Never stopped to think about the weirdness of the term's application. It feels so natural to me, I'd suggest we all start calling the fixed service as "resurrected". As in: "Google Cloud Global Load Balancers were resurrected at 13:19." (-:
That seems to make sense indeed. It does cover the load in terms of a thorough investigation so I get why it stuck as a more powerful term than a mere incident report.
The term 'post-mortem' doesn't appear anywhere on that page. It was added by the OP in the title. In reality it should be called an incident report.
If we want to be technical, a post-mortem in the tech world is commonly used to outline failures that occurred during a normal event (i.e. a software release) not a random production issue.
this was amusing for me, because i am JUST starting to test out google's cloud offerings and got hit by this outage on basically day 1. Luckily, it wasn't too long before i figured out it was them and not me.
We've been on Appengine for years, and one of the un-intuitive benefits is that when something goes wrong, all you can do is sit back and tell your customers "a team of the best sysadmins in the world are working on it right now".
I've met many people who hate that abdication of responsibility, and would prefer to be heroically hacking solutions at 3am when their database replication fails. Maybe they feel they have to be punished for failing their customers.
My advice is keep testing GC, because in my experience it is very reliable. And once you realise that, the peace of mind is awesome.
Recently ran into an issue with a provider's CSV export of their data not quoting some of their text fields. It was a minor annoyance in that the data in the text field was user input where the user used commas. Importing in Excel then had the columns mangled by the extra commas.
I then made the comment to sign in using Bobby Drop Tables for a user name. The silence in the room quickly reminded me I was not in the company of other developers. Such a waste
My understanding is yes; I only use regional, which encountered no outages. This hugely affected appengine users. I've not encountered a lot of GKE users that use Global LBs yet (I've run in GKE for roughly 4 years).
I remember a configuration change being rolled out by an automated system caused a problem on GCP a few years ago, it's an interesting area that's probably quite hard to fix
Basically, due to the lack of customer service, Google cloud is not for serious busines, just casual side projects. Reading through this and the article about getting their servers cut off made my stomach lurch
All major cloud platforms have occasional unplanned downtime. AWS had an outage last year that took many sites offline for hours. A single instance of Google having such unplanned downtime is meaningless without more datapoints.

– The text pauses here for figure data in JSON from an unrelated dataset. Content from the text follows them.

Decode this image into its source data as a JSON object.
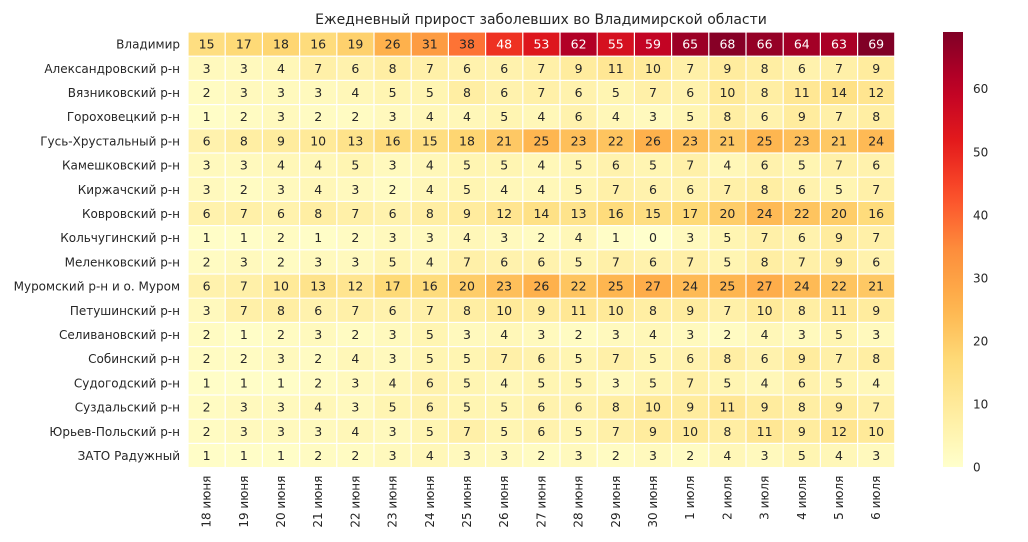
{
  "chart_data": {
    "type": "heatmap",
    "title": "Ежедневный прирост заболевших во Владимирской области",
    "xlabel": "",
    "ylabel": "",
    "columns": [
      "18 июня",
      "19 июня",
      "20 июня",
      "21 июня",
      "22 июня",
      "23 июня",
      "24 июня",
      "25 июня",
      "26 июня",
      "27 июня",
      "28 июня",
      "29 июня",
      "30 июня",
      "1 июля",
      "2 июля",
      "3 июля",
      "4 июля",
      "5 июля",
      "6 июля"
    ],
    "rows": [
      "Владимир",
      "Александровский р-н",
      "Вязниковский р-н",
      "Гороховецкий р-н",
      "Гусь-Хрустальный р-н",
      "Камешковский р-н",
      "Киржачский р-н",
      "Ковровский р-н",
      "Кольчугинский р-н",
      "Меленковский р-н",
      "Муромский р-н и о. Муром",
      "Петушинский р-н",
      "Селивановский р-н",
      "Собинский р-н",
      "Судогодский р-н",
      "Суздальский р-н",
      "Юрьев-Польский р-н",
      "ЗАТО Радужный"
    ],
    "values": [
      [
        15,
        17,
        18,
        16,
        19,
        26,
        31,
        38,
        48,
        53,
        62,
        55,
        59,
        65,
        68,
        66,
        64,
        63,
        69
      ],
      [
        3,
        3,
        4,
        7,
        6,
        8,
        7,
        6,
        6,
        7,
        9,
        11,
        10,
        7,
        9,
        8,
        6,
        7,
        9
      ],
      [
        2,
        3,
        3,
        3,
        4,
        5,
        5,
        8,
        6,
        7,
        6,
        5,
        7,
        6,
        10,
        8,
        11,
        14,
        12
      ],
      [
        1,
        2,
        3,
        2,
        2,
        3,
        4,
        4,
        5,
        4,
        6,
        4,
        3,
        5,
        8,
        6,
        9,
        7,
        8
      ],
      [
        6,
        8,
        9,
        10,
        13,
        16,
        15,
        18,
        21,
        25,
        23,
        22,
        26,
        23,
        21,
        25,
        23,
        21,
        24
      ],
      [
        3,
        3,
        4,
        4,
        5,
        3,
        4,
        5,
        5,
        4,
        5,
        6,
        5,
        7,
        4,
        6,
        5,
        7,
        6
      ],
      [
        3,
        2,
        3,
        4,
        3,
        2,
        4,
        5,
        4,
        4,
        5,
        7,
        6,
        6,
        7,
        8,
        6,
        5,
        7
      ],
      [
        6,
        7,
        6,
        8,
        7,
        6,
        8,
        9,
        12,
        14,
        13,
        16,
        15,
        17,
        20,
        24,
        22,
        20,
        16
      ],
      [
        1,
        1,
        2,
        1,
        2,
        3,
        3,
        4,
        3,
        2,
        4,
        1,
        0,
        3,
        5,
        7,
        6,
        9,
        7
      ],
      [
        2,
        3,
        2,
        3,
        3,
        5,
        4,
        7,
        6,
        6,
        5,
        7,
        6,
        7,
        5,
        8,
        7,
        9,
        6
      ],
      [
        6,
        7,
        10,
        13,
        12,
        17,
        16,
        20,
        23,
        26,
        22,
        25,
        27,
        24,
        25,
        27,
        24,
        22,
        21
      ],
      [
        3,
        7,
        8,
        6,
        7,
        6,
        7,
        8,
        10,
        9,
        11,
        10,
        8,
        9,
        7,
        10,
        8,
        11,
        9
      ],
      [
        2,
        1,
        2,
        3,
        2,
        3,
        5,
        3,
        4,
        3,
        2,
        3,
        4,
        3,
        2,
        4,
        3,
        5,
        3
      ],
      [
        2,
        2,
        3,
        2,
        4,
        3,
        5,
        5,
        7,
        6,
        5,
        7,
        5,
        6,
        8,
        6,
        9,
        7,
        8
      ],
      [
        1,
        1,
        1,
        2,
        3,
        4,
        6,
        5,
        4,
        5,
        5,
        3,
        5,
        7,
        5,
        4,
        6,
        5,
        4
      ],
      [
        2,
        3,
        3,
        4,
        3,
        5,
        6,
        5,
        5,
        6,
        6,
        8,
        10,
        9,
        11,
        9,
        8,
        9,
        7
      ],
      [
        2,
        3,
        3,
        3,
        4,
        3,
        5,
        7,
        5,
        6,
        5,
        7,
        9,
        10,
        8,
        11,
        9,
        12,
        10
      ],
      [
        1,
        1,
        1,
        2,
        2,
        3,
        4,
        3,
        3,
        2,
        3,
        2,
        3,
        2,
        4,
        3,
        5,
        4,
        3
      ]
    ],
    "colorbar": {
      "min": 0,
      "max": 69,
      "ticks": [
        0,
        10,
        20,
        30,
        40,
        50,
        60
      ],
      "colormap": "YlOrRd"
    },
    "grid": false,
    "legend": "colorbar-right"
  }
}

As for whether it's useful for serious business. Well. Proof by example? This has sixteen pages of case studies: https://cloud.google.com/customers/. That is by no means all of GCP's serious customers.
We have been using GCP for 6 years (and is one of the companies in the linked case studies) and I must say that their customer service is good.

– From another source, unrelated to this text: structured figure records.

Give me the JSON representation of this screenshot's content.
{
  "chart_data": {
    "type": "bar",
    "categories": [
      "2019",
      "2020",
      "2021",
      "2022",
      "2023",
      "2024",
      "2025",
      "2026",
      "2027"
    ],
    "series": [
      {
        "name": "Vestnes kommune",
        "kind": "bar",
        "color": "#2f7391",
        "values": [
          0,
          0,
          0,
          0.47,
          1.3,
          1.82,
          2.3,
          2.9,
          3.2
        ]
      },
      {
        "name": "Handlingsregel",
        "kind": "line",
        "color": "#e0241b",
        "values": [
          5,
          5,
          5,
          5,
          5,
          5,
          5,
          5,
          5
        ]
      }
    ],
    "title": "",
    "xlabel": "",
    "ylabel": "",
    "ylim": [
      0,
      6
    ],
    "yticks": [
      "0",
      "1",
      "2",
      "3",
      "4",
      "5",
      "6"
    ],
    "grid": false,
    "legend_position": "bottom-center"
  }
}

I think I had over 30 touches with their support and key account managers regarding everything from billing, minor issues with services and just asking for advice regarding stuff. They have always delivered.
The expectation from us has been that we pay the $150/mon support package fee.
I wish they elaborated more on what type of bug was that, which was not caught by testing / initial rollout. Either tests must be poorly written or the bug must be very subtle.
On an unrelated note: kudos to Google for publishing this postmortem and hope that this becomes an industrywide practice. I also wish they publish (a belated) one about Google+ and their throng of messaging apps over the years.